Many legal observers think this is Pruitt’s most likely strategy: He won’t question that the EPA can regulate CO2. He’ll just argue that Obama’s specific rules were much too aggressive and need to be scaled back. And while this isn’t easy — he still has to follow careful legal procedure and may get thwarted by legal challenges — the Clean Air Act offers him more room to maneuver here.

3) Pruitt could also delay any new climate rules indefinitely

Senate Holds Confirmation Hearing For Scott Pruitt To Become EPA Administrator
Pruitt contemplating delay.
Photo by Aaron P. Bernstein/Getty Images

In theory, the EPA is supposed to do a lot more to regulate CO2 than it’s already doing. The Clean Air Act obliges the agency to regulate air pollutants from other major sectors as well: chemical plants, cement plants, refineries, airplanes, and so on. And, as we’ve seen, this now applies to greenhouse gases too.

But there’s not really a hard timetable for issuing new climate rules for these sectors, and Pruitt will likely want to delay any action here indefinitely. And, legal experts say, he’ll have some latitude to do so.

Here’s one relevant precedent: Back in 2010, environmental groups sued Obama’s EPA for not regulating methane emissions from underground coal mines, as it’s in principle now supposed to do under the Clean Air Act. In response, the agency said it was looking into the issue but simply didn’t have the resources to craft new regulations on every single sector at once. And the DC Circuit Court ultimately sided with the EPA, deferring to the agency’s explanation of how best to allocate scarce resources.

Holmstead suspects that Pruitt’s EPA will take a similar tack. “If the EPA has a duty to regulate but no clear deadlines, then courts have typically been reluctant to overrule EPA’s explanation of what priorities they pursue.” So Pruitt might argue that his agency is consumed with other business and simply doesn’t have the bandwidth to issue new climate rules right now.

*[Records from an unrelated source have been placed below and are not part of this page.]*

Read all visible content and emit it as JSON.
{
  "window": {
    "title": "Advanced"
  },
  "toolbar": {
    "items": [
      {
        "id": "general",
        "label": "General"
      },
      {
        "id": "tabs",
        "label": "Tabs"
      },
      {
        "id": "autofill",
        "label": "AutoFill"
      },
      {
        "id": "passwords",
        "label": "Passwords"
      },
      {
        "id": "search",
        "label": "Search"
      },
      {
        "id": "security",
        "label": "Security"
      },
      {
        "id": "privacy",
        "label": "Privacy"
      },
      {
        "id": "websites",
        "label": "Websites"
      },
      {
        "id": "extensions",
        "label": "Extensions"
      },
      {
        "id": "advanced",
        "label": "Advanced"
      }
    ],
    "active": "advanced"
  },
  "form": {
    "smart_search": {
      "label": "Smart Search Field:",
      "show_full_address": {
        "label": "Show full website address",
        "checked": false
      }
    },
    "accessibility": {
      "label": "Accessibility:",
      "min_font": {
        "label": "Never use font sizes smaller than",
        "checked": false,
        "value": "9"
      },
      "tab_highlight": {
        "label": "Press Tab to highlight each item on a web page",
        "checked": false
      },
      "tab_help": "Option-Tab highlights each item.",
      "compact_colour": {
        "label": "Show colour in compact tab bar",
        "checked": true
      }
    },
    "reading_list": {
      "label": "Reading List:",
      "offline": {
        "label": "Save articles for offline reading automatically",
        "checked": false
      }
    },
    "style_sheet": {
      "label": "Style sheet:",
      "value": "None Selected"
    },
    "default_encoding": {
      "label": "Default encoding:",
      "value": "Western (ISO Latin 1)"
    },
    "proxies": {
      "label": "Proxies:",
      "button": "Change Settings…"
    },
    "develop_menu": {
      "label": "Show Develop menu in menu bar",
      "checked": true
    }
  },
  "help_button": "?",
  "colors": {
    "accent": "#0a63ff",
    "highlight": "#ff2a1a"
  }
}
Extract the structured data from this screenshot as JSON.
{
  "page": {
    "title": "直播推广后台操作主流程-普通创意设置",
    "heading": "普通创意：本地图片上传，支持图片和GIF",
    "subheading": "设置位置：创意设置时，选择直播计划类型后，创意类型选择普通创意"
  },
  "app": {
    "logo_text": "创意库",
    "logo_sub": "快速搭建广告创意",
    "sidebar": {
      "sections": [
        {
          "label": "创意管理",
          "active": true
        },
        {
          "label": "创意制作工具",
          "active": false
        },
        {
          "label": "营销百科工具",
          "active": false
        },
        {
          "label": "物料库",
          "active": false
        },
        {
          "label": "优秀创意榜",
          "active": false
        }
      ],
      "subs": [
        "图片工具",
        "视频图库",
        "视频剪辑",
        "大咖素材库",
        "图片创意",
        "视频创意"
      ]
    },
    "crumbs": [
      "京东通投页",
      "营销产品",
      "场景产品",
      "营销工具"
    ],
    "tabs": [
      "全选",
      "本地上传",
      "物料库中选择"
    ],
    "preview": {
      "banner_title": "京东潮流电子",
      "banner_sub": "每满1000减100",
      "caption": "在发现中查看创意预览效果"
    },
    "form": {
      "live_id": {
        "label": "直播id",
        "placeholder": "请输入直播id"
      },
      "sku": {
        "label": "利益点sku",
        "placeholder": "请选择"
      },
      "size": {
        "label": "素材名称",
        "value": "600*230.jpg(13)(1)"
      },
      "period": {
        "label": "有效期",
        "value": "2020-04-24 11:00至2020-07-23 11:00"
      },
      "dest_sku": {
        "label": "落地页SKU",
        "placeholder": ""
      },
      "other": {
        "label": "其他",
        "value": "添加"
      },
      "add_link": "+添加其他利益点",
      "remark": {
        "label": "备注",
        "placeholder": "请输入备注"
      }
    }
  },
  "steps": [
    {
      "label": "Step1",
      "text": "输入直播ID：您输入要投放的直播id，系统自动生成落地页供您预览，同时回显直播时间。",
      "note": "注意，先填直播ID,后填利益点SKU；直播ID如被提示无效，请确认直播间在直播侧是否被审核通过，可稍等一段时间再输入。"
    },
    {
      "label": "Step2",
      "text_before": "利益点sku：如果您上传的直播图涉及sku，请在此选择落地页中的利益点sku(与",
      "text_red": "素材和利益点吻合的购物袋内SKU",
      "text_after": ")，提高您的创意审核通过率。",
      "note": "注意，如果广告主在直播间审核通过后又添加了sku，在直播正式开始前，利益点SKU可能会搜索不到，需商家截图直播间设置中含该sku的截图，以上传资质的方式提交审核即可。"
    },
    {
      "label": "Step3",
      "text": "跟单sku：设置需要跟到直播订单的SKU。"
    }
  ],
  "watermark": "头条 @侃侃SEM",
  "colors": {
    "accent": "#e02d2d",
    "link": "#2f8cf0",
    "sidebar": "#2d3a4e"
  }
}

4) A new president could take the EPA in a different direction on climate

One final point here is that Pruitt’s influence over the EPA’s climate policy could well prove temporary. So long as the agency maintains its authority to regulate greenhouse gases, a new president could come in after Trump and pursue much more ambitious climate policies. That’s what happens when climate policy is left largely in the hands of the EPA — it can change with the whims of the executive branch.

So, for instance, a new president in 2020 or 2024 might try to pursue more stringent fuel economy standards for the post-2025 period; a newer, stronger version of the Clean Power Plan; and additional rules on refineries, industrial plants, and more. The biggest obstacles here will likely be the courts, which will presumably be far more skeptical of climate action after four to eight years of Trump appointments.

In the end, Pruitt’s biggest impact might be in delaying aggressive climate action at a time when there’s already so little room left to avoid drastic temperature increases. He seems confident this is nothing to fret about. The rest of the world, not so much.